Mahkemece yapılan araştırma ve inceleme hüküm kurmaya yeterli değildir. Şöyle ki: mahallinde yapılan keşif sonucunda orman bilirkişi Ahmet Dinar tarafından düzenlenen 13.03.2010 tarihli bilirkişi raporunda çekişmeli taşınmazın (A) ile gösterilen 650,27 m2"lik kısmının 1987 tarihli memleket haritasında yeşil orman alanı içinde kaldığı bildirildiği halde, aynı keşif sonucunda fenni bilirkişi ... tarafından düzenlenen 10.2.2010 tarihli bilirkişi raporunda çekişmeli taşınmazın 1997 tarihli memleket haritasında (A) ile gösterilen 250,21 m2"lik kısmının yeşil orman alanı içinde kaldığı bildirilmiş, 1987 tarihli memleket haritasındaki konumu belirlenmemiştir. Mahkemece, bu çelişki giderilmeden fenni bilirkişi raporu esas alınarak hüküm kurulmuştur.

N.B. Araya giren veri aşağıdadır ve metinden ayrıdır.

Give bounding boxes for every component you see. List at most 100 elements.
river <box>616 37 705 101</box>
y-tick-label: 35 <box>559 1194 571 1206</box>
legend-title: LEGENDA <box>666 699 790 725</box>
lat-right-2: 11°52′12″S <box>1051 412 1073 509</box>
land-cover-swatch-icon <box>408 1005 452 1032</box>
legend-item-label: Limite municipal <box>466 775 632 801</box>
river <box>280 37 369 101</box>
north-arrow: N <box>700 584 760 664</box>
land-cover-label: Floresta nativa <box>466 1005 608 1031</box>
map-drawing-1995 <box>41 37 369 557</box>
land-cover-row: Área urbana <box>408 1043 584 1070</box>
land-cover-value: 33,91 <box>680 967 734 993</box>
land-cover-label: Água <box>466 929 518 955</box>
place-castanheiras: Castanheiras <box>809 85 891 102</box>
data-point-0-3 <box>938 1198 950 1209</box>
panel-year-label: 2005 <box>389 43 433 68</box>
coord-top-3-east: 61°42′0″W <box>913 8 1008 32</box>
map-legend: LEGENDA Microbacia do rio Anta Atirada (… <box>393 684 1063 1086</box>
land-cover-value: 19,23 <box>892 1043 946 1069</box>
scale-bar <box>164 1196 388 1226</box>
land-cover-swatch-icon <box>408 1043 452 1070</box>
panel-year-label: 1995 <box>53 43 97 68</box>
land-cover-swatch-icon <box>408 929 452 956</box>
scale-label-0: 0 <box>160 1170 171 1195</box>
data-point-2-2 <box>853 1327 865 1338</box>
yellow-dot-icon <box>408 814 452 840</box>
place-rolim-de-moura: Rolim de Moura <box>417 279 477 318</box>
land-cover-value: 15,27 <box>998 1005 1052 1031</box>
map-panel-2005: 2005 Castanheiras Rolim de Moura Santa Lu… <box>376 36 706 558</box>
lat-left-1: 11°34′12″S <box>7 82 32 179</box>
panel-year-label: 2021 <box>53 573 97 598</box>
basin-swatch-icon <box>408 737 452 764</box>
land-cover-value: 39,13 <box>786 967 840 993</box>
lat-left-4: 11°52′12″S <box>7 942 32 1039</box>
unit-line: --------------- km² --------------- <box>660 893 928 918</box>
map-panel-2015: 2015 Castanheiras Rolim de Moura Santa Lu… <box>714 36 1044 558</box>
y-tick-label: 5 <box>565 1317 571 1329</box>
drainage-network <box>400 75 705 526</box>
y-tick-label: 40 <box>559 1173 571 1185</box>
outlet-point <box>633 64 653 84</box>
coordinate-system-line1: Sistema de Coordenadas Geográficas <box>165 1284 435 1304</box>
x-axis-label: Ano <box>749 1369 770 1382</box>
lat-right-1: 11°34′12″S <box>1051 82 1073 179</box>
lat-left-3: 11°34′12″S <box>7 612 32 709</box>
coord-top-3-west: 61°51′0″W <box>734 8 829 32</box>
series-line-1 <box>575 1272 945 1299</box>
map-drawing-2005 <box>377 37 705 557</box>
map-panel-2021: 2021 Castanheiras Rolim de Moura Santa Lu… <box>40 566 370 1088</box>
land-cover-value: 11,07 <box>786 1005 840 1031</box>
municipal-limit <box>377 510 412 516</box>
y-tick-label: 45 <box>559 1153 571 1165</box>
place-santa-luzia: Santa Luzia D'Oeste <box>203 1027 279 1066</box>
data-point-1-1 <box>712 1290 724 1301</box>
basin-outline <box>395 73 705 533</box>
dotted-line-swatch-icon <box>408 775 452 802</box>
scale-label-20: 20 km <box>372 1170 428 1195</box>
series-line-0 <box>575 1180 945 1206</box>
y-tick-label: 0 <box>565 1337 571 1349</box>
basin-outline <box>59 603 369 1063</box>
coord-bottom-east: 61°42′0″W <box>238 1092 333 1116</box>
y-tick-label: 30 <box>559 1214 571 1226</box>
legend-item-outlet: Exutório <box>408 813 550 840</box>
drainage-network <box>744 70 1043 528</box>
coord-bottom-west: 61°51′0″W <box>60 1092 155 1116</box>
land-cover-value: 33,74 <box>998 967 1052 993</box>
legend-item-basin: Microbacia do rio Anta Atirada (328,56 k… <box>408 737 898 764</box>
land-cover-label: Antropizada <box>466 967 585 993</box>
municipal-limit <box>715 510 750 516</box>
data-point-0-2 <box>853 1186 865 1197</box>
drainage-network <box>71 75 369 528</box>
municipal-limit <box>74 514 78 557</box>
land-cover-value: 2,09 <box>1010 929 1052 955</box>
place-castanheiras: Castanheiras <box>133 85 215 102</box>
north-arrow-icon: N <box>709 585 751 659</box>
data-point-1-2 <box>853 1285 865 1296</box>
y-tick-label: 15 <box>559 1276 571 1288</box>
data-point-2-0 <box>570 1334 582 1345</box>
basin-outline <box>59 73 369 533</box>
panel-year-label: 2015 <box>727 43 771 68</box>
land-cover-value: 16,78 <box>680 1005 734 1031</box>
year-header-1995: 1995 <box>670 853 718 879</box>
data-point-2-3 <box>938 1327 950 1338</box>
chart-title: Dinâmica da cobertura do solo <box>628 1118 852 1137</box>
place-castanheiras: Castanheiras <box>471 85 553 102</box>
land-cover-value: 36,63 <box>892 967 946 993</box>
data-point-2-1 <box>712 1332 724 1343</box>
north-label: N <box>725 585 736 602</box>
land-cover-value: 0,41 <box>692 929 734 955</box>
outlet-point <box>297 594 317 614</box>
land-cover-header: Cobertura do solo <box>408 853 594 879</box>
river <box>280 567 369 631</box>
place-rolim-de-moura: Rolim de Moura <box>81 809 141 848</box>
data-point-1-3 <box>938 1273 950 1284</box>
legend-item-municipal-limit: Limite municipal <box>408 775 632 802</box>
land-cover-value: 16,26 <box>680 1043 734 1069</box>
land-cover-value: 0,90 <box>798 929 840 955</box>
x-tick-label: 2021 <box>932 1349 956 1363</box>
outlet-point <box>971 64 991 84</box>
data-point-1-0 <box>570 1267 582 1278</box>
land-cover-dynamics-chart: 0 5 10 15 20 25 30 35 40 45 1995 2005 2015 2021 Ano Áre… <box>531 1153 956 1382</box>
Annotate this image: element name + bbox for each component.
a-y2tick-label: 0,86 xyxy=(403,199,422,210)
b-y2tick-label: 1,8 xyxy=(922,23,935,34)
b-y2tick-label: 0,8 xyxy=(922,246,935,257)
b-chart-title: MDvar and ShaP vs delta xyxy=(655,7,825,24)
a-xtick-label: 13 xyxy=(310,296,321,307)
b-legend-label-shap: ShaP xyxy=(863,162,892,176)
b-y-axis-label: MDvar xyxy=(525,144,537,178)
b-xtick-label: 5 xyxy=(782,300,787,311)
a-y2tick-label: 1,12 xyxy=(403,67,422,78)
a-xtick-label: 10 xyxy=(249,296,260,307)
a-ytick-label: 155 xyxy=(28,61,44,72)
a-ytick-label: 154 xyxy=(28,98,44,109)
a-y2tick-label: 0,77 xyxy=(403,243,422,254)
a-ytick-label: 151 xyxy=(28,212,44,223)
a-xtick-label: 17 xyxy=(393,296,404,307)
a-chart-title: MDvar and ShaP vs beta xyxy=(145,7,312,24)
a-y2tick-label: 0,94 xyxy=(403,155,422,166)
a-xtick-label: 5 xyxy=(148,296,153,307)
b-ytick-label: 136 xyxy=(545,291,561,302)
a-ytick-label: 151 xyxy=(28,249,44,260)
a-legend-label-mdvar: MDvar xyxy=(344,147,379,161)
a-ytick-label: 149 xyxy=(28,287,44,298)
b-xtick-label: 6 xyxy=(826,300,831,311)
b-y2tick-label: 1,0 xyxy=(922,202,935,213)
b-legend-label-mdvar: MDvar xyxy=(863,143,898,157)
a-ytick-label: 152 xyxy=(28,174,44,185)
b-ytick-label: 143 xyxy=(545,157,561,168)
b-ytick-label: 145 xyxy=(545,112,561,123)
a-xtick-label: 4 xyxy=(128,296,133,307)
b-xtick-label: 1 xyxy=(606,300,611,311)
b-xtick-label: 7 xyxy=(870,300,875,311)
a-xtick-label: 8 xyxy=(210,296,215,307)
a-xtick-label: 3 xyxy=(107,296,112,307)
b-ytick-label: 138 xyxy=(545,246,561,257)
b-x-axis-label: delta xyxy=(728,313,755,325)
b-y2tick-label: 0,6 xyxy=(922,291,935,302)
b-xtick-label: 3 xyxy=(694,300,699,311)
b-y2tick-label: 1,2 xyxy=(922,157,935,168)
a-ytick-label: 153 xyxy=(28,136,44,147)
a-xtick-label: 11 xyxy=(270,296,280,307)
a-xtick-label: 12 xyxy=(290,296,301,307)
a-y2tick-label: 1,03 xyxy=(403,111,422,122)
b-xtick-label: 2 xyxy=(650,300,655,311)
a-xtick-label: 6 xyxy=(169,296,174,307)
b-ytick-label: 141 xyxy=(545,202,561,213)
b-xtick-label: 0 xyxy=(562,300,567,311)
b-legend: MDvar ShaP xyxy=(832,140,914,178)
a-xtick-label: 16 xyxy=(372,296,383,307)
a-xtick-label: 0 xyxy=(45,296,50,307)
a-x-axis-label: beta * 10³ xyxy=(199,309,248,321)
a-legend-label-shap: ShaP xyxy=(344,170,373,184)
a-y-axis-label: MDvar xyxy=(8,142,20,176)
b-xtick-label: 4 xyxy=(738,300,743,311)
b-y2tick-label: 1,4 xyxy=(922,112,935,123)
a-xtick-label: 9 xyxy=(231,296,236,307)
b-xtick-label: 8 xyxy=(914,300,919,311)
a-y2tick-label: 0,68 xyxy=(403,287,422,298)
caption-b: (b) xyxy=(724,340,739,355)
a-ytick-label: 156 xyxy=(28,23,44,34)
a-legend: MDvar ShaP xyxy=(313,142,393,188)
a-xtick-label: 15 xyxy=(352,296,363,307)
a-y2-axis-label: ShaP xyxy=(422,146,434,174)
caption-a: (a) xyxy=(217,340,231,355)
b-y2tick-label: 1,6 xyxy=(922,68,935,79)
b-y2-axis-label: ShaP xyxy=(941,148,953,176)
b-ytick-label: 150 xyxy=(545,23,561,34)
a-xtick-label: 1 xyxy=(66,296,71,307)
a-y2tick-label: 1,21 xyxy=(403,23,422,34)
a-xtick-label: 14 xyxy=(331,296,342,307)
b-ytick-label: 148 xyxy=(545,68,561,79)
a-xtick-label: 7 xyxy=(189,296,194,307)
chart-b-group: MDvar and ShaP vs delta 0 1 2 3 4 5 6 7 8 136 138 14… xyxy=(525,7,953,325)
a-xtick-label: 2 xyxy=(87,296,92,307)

Mahkemece, 1957, 1987 ve 1997 tarihli memleket haritası, hava fotoğrafları ve varsa amenajman planı ilgili yerlerden getirtilip, önceki bilirkişiler dışında halen Çevre ve Orman Bakanlığı (Orman ve Su İşleri Bakanlığı) ve bağlı birimlerinde görev yapmayan bu konuda uzman orman yüksek mühendisleri arasından seçilecek iki mühendis ve bir fen elemanı aracılığıyla yeniden yapılacak inceleme ve keşifte, çekişmeli taşınmaz ile birlikte çevre araziye de uygulanmak suretiyle taşınmazın öncesinin bu belgelerde ne şekilde nitelendirildiği belirlenmeli; 3116, 4785 ve 5658 sayılı kanunlar karşısındaki durumu saptanmalı; tapu ve zilyedlikle ormandan toprak kazanma olanağı sağlayan 3402 sayılı Kanunun 45. maddesinin
ilgili fıkraları, Anayasa Mahkemesinin 01.06.1988 gün ve 31/13 E.K.; 14.03.1989 gün ve 35/13 E.K. ve 13.06.1989 gün ve 7/25 E.K. sayılı kararları ile iptal edilmiş ve kalan fıkraları da 3/3/2005 gününde yürürlüğe giren 5304 sayılı Kanunun 14. maddesi ile yürürlükten kaldırılmış olduğundan, bu yollarla ormandan yer kazanılamayacağı, öncesi orman olan bir yerin üzerindeki orman bitki örtüsü yokedilmiş olsa dahi, salt orman toprağının orman sayılan yer olduğu düşünülmeli; toprak yapısı, bitki örtüsü ve çevresi incelenmeli; orman kadastrosu kesinleşmediğine göre, fen ve uzman orman bilirkişiler eliyle yerine uygulanacak kesinleşmemiş tahdit haritası ile irtibatlı, taşınmazın konumunu gösteren orijinal-renkli (renkli fotokopi) memleket haritasının ölçeği kadastro paftası ölçeğine, yine kadastro paftası ölçeği de memleket haritası ölçeğine çevrildikten sonra, her iki harita komşu ve yakın komşu parselleri de içine alacak şekilde birbiri üzerine aplike edilmek suretiyle, çekişmeli taşınmazın konumunu çevre parsellerle birlikte haritalar üzerinde gösterecekleri ayrı renklerle işaretli ve bilirkişilerin onayını taşıyan, duraksamaya yer vermeyecek nitelikte kroki düzenlettirilmeli ve oluşacak sonuç çerçevesinde bir karar verilmelidir.
Açıklanan hususlar gözetilmeksizin, eksik inceleme ve çelişkili bilirkişi raporlarına dayanılarak yazılı biçimde hüküm kurulması usûl ve kanuna aykırıdır.
SONUÇ: Yukarıda açıklanan nedenlerle, davacı ... Yönetiminin temyiz itirazlarının kabulüyle hükmün BOZULMASINA , alınan temyiz harcının istek halinde yatırana iadesine 08/05/2013 gününde oy birliği ile karar verildi.